Per contro si diede della deposta monarchia borbone un'immagine traviata e distorta, e del '700 e '800 napoletano la visione, bugiarda, di un periodo sinistro d'oppressione e miseria dal quale le genti del sud si emanciperanno, finalmente, con l'unità, liberate dai garibaldini e dai piemontesi dalla schiavitù dello "straniero".
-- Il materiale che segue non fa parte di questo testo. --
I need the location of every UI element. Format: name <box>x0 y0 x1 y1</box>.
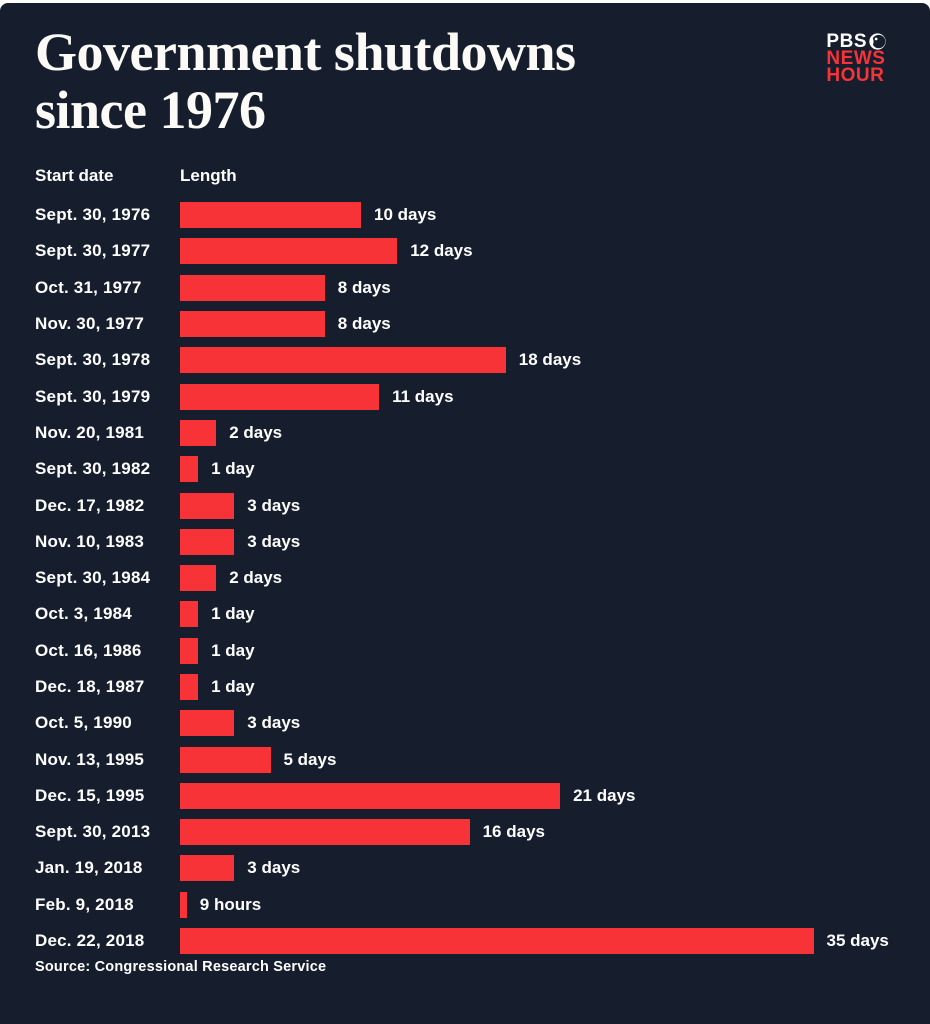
chart-row: Nov. 13, 1995 5 days <box>35 741 930 777</box>
chart-row: Oct. 31, 1977 8 days <box>35 270 930 306</box>
row-date: Oct. 3, 1984 <box>35 604 132 624</box>
row-date: Sept. 30, 1979 <box>35 386 151 406</box>
chart-row: Dec. 18, 1987 1 day <box>35 669 930 705</box>
bar-value-label: 9 hours <box>199 894 262 914</box>
bar <box>180 601 199 628</box>
row-date: Nov. 13, 1995 <box>35 749 145 769</box>
bar <box>180 383 380 410</box>
logo-news-text: NEWS <box>826 48 886 69</box>
pbs-newshour-logo: PBS NEWS HOUR <box>826 31 886 86</box>
bar <box>180 528 235 555</box>
chart-row: Sept. 30, 1978 18 days <box>35 342 930 378</box>
row-date: Feb. 9, 2018 <box>35 894 134 914</box>
logo-hour-text: HOUR <box>826 65 885 86</box>
chart-row: Sept. 30, 1982 1 day <box>35 451 930 487</box>
bar-value-label: 18 days <box>518 350 582 370</box>
chart-row: Oct. 16, 1986 1 day <box>35 633 930 669</box>
chart-row: Oct. 5, 1990 3 days <box>35 705 930 741</box>
column-header-start-date: Start date <box>35 166 114 185</box>
bar-value-label: 16 days <box>482 822 545 842</box>
bar <box>180 928 814 955</box>
bar <box>180 274 325 301</box>
source-credit: Source: Congressional Research Service <box>35 959 327 975</box>
chart-row: Sept. 30, 1984 2 days <box>35 560 930 596</box>
chart-row: Nov. 20, 1981 2 days <box>35 415 930 451</box>
chart-row: Oct. 3, 1984 1 day <box>35 596 930 632</box>
bar-value-label: 1 day <box>211 604 255 624</box>
bar <box>180 456 199 483</box>
bar <box>180 419 217 446</box>
row-date: Oct. 31, 1977 <box>35 277 142 297</box>
row-date: Dec. 22, 2018 <box>35 931 145 951</box>
chart-row: Dec. 17, 1982 3 days <box>35 487 930 523</box>
chart-row: Dec. 22, 2018 35 days <box>35 923 930 959</box>
logo-pbs-text: PBS <box>826 31 867 52</box>
bar <box>180 238 398 265</box>
column-header-length: Length <box>180 166 237 185</box>
chart-row: Sept. 30, 1977 12 days <box>35 233 930 269</box>
bar <box>180 347 506 374</box>
title-line-1: Government shutdowns <box>35 22 576 82</box>
row-date: Sept. 30, 2013 <box>35 822 151 842</box>
row-date: Jan. 19, 2018 <box>35 858 143 878</box>
bar <box>180 782 561 809</box>
row-date: Oct. 5, 1990 <box>35 713 132 733</box>
chart-row: Feb. 9, 2018 9 hours <box>35 887 930 923</box>
chart-row: Dec. 15, 1995 21 days <box>35 778 930 814</box>
bar-value-label: 2 days <box>229 568 283 588</box>
row-date: Nov. 20, 1981 <box>35 422 145 442</box>
bar-value-label: 35 days <box>826 931 889 951</box>
bar-value-label: 3 days <box>247 713 301 733</box>
bar <box>180 565 217 592</box>
row-date: Dec. 17, 1982 <box>35 495 145 515</box>
chart-row: Nov. 10, 1983 3 days <box>35 524 930 560</box>
infographic-canvas: Government shutdowns since 1976 PBS NEWS… <box>0 3 930 1024</box>
bar-value-label: 12 days <box>410 241 473 261</box>
bar-value-label: 21 days <box>573 785 636 805</box>
bar <box>180 637 199 664</box>
column-headers: Start date Length <box>35 166 895 186</box>
row-date: Sept. 30, 1982 <box>35 459 151 479</box>
page-title: Government shutdowns since 1976 <box>35 23 576 139</box>
bar-value-label: 10 days <box>374 205 437 225</box>
bar-value-label: 8 days <box>337 314 391 334</box>
row-date: Sept. 30, 1984 <box>35 568 151 588</box>
bar <box>180 891 187 918</box>
chart-row: Sept. 30, 1976 10 days <box>35 197 930 233</box>
chart-row: Nov. 30, 1977 8 days <box>35 306 930 342</box>
bar <box>180 855 235 882</box>
pbs-face-icon <box>869 33 886 50</box>
bar-value-label: 3 days <box>247 531 301 551</box>
bar-value-label: 5 days <box>283 749 337 769</box>
bar <box>180 819 470 846</box>
row-date: Dec. 15, 1995 <box>35 785 145 805</box>
bar <box>180 311 325 338</box>
bar-value-label: 1 day <box>211 459 255 479</box>
title-line-2: since 1976 <box>35 80 266 140</box>
row-date: Oct. 16, 1986 <box>35 640 142 660</box>
bar-value-label: 11 days <box>392 386 454 406</box>
row-date: Nov. 30, 1977 <box>35 314 145 334</box>
bar <box>180 746 271 773</box>
bar-value-label: 1 day <box>211 677 255 696</box>
bar <box>180 492 235 519</box>
chart-rows: Sept. 30, 1976 10 days Sept. 30, 1977 12… <box>35 197 930 959</box>
row-date: Sept. 30, 1977 <box>35 241 151 261</box>
bar-value-label: 3 days <box>247 495 301 515</box>
bar <box>180 710 235 737</box>
chart-row: Sept. 30, 1979 11 days <box>35 378 930 414</box>
chart-row: Jan. 19, 2018 3 days <box>35 850 930 886</box>
bar-value-label: 1 day <box>211 640 255 660</box>
bar <box>180 202 361 229</box>
row-date: Nov. 10, 1983 <box>35 531 145 551</box>
row-date: Sept. 30, 1976 <box>35 205 151 225</box>
bar <box>180 674 199 700</box>
logo-pbs-line: PBS <box>826 31 886 52</box>
row-date: Sept. 30, 1978 <box>35 350 151 370</box>
row-date: Dec. 18, 1987 <box>35 677 145 696</box>
bar-value-label: 8 days <box>337 277 391 297</box>
chart-row: Sept. 30, 2013 16 days <box>35 814 930 850</box>
bar-value-label: 3 days <box>247 858 301 878</box>
bar-value-label: 2 days <box>229 422 283 442</box>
b. Il Ministero della Pubblica Istruzione e della cultura popolare del periodo fascista, proteso com'era al perseguimento di valori nazionalistici e legato a filo doppio alla dinastia Savoia, non ebbe, per ovvi motivi, nessuna voglia di tipo "revisionista", riconducendo anzi l'origine della nazione al periodo romano e saltando a piè pari un millennio di storia meridionale. Il governo fascista ebbe l'indiscutibile merito di cercare di innescare un meccanismo di recupero economico della realtà meridionale, ma da un punto di vista storico insabbiò ancor di più la questione meridionale, ritenendola inutile e dannosa nell'impianto culturale del regime.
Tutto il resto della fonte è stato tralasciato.